Mein Freund lebt derzeit in Trennung und hat mit seiner Frau ein Besuchsrecht für die beiden Kinder vereinbart. Sie ist von München zurück nach Leipzig gegangen, was alles natürlich etwas schwieriger macht. Gestern hat er mit ihr vereinbart, ihr einen Schrank zu bringen, der noch in der gemeinsamen Wohnung gestanden hat und der nicht mehr in ihren Umzugswagen gepasst hat. Es wurde vereinbart, dass er die grössere von beiden Töchtern gleich für eine Woche mit nach München nehmen würde. Nun hat er den Schrank abgeliefert und sie weigert sich, die Tochter mitgehen zu lassen.

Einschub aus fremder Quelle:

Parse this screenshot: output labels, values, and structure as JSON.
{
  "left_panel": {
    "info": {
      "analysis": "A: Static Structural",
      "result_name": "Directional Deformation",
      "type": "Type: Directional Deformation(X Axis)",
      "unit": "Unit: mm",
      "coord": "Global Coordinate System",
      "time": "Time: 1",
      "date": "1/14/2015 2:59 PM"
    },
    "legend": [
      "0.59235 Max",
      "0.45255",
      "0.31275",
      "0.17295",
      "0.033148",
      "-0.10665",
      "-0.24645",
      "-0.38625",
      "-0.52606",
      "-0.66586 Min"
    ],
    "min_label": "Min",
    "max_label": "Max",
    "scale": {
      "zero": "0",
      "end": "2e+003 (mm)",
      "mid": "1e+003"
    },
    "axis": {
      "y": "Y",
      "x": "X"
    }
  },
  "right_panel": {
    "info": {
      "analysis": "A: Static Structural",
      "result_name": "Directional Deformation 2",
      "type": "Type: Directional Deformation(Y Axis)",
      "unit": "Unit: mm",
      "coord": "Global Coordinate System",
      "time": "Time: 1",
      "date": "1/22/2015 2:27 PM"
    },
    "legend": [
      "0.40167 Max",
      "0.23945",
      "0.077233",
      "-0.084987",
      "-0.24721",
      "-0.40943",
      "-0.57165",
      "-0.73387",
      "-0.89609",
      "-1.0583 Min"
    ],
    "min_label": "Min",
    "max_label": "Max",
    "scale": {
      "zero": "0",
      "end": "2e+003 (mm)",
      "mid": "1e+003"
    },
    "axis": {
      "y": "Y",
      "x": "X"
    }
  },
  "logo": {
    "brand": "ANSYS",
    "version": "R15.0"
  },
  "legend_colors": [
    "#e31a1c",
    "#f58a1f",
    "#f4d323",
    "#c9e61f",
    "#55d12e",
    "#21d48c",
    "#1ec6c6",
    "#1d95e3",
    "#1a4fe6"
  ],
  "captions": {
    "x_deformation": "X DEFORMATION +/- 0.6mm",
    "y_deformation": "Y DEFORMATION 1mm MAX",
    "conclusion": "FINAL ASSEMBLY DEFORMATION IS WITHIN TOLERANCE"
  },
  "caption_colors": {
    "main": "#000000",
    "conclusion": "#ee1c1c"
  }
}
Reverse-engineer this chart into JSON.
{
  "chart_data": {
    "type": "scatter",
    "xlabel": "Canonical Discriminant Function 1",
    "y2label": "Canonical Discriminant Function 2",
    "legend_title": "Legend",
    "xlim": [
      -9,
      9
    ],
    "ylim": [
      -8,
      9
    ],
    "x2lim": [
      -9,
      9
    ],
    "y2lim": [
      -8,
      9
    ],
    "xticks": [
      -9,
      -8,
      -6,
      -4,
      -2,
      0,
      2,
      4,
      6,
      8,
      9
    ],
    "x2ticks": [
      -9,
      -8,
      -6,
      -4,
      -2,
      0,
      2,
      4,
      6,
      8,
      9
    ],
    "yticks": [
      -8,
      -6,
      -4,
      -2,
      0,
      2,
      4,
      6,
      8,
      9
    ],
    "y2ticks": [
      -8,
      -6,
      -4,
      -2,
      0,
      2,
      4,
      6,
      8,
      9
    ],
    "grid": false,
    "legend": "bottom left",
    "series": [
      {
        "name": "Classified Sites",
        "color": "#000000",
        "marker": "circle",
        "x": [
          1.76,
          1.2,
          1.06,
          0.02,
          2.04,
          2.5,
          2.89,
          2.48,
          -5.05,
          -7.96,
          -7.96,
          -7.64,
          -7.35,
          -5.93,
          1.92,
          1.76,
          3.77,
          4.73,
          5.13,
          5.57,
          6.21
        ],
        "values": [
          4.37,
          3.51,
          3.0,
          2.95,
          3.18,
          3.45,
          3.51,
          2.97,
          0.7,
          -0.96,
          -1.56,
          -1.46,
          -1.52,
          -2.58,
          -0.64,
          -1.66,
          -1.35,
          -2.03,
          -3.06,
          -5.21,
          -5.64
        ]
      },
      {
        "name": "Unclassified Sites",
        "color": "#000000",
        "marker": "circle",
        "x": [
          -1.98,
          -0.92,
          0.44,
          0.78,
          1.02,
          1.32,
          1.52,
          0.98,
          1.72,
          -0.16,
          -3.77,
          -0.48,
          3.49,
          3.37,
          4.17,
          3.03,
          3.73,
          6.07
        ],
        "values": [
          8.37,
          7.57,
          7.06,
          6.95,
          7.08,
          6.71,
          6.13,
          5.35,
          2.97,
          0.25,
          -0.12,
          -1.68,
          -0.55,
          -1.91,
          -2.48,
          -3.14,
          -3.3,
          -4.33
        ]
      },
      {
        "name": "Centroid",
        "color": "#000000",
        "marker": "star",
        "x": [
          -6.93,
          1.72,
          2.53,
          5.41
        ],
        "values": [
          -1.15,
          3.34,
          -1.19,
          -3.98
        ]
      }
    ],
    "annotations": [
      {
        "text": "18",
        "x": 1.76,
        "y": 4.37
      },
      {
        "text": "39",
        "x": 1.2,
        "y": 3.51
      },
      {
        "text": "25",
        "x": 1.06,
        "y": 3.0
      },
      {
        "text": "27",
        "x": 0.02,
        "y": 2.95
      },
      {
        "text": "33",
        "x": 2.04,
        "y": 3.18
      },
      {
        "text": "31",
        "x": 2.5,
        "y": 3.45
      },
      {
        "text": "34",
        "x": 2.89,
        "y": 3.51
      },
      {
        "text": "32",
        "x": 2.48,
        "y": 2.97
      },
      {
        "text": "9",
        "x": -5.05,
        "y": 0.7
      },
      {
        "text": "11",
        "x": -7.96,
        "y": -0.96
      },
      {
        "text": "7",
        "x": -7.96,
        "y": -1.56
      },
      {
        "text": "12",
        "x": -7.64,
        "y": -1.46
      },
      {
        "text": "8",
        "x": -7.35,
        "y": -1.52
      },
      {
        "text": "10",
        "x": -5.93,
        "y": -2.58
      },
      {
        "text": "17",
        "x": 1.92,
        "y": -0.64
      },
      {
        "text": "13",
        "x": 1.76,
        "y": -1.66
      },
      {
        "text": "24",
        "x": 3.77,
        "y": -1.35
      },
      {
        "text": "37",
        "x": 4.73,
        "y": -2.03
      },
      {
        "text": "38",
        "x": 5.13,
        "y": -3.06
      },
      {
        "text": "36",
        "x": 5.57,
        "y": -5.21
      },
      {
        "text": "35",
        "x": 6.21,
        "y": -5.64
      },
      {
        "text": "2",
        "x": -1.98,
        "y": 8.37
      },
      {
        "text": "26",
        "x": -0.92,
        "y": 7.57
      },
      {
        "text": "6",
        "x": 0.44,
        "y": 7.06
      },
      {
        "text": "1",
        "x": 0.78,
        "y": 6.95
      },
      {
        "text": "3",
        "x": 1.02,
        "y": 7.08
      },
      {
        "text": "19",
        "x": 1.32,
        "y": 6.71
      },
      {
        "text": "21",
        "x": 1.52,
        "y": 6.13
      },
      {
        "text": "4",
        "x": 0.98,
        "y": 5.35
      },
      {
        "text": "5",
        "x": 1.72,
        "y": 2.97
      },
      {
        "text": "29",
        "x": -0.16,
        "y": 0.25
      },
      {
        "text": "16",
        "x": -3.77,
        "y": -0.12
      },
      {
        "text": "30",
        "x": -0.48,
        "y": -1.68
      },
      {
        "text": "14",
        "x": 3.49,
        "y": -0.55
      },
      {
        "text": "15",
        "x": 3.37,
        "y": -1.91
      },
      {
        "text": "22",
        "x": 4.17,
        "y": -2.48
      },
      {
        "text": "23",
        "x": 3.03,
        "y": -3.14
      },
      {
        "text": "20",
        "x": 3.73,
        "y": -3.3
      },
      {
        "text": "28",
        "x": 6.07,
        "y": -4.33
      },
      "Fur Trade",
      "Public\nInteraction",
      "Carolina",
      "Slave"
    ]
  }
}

Mal vom psychischen Druck für das Kind abgesehen, was ist zu tun?
Hallo Dani!
Ich bin zwar nur trockene Theoretikerin, aber dem Kindesvater muss der Umgang mit dem Kind natürlich ermöglicht werden, soweit es dem Kindeswohl entspricht. Der BGH sagt dazu: „Das jedem Elternteil von § 1684 I BGB eröffnete Recht zm Umgang mit dem Kind begründet […] ziwschen dem Umgangsberechtigten [hier: dem Vater] und dem zur Gewährung des Umgangs Verpflichteten [hier: der Mutter] ein gesetzliches Rechtsverhältnis familienrechtlicher Art, das durch § 1684 II 1 BGB näher ausgestaltet wird und an dem das Kind als Begünstigter teilhat.“ (BGH NJW 2002, 2566)
Falls das Umgangsrecht gerichtlich festgestellt wäre, wäre die Mutter jedenfalls nicht berechtigt, eigenmächtig eine gerichtlich getroffene Umgangsregelung zu ändern.
Mehr fällt mir gerade leider nicht ein.
Viel Glück trotzdem!
Juli
Hallo Dani,
gib mal „Väteraufbruch“ in Deine Suchmaschine ein, dann wirst Du einen Verein finden, der fundierte Auskünfte geben kann.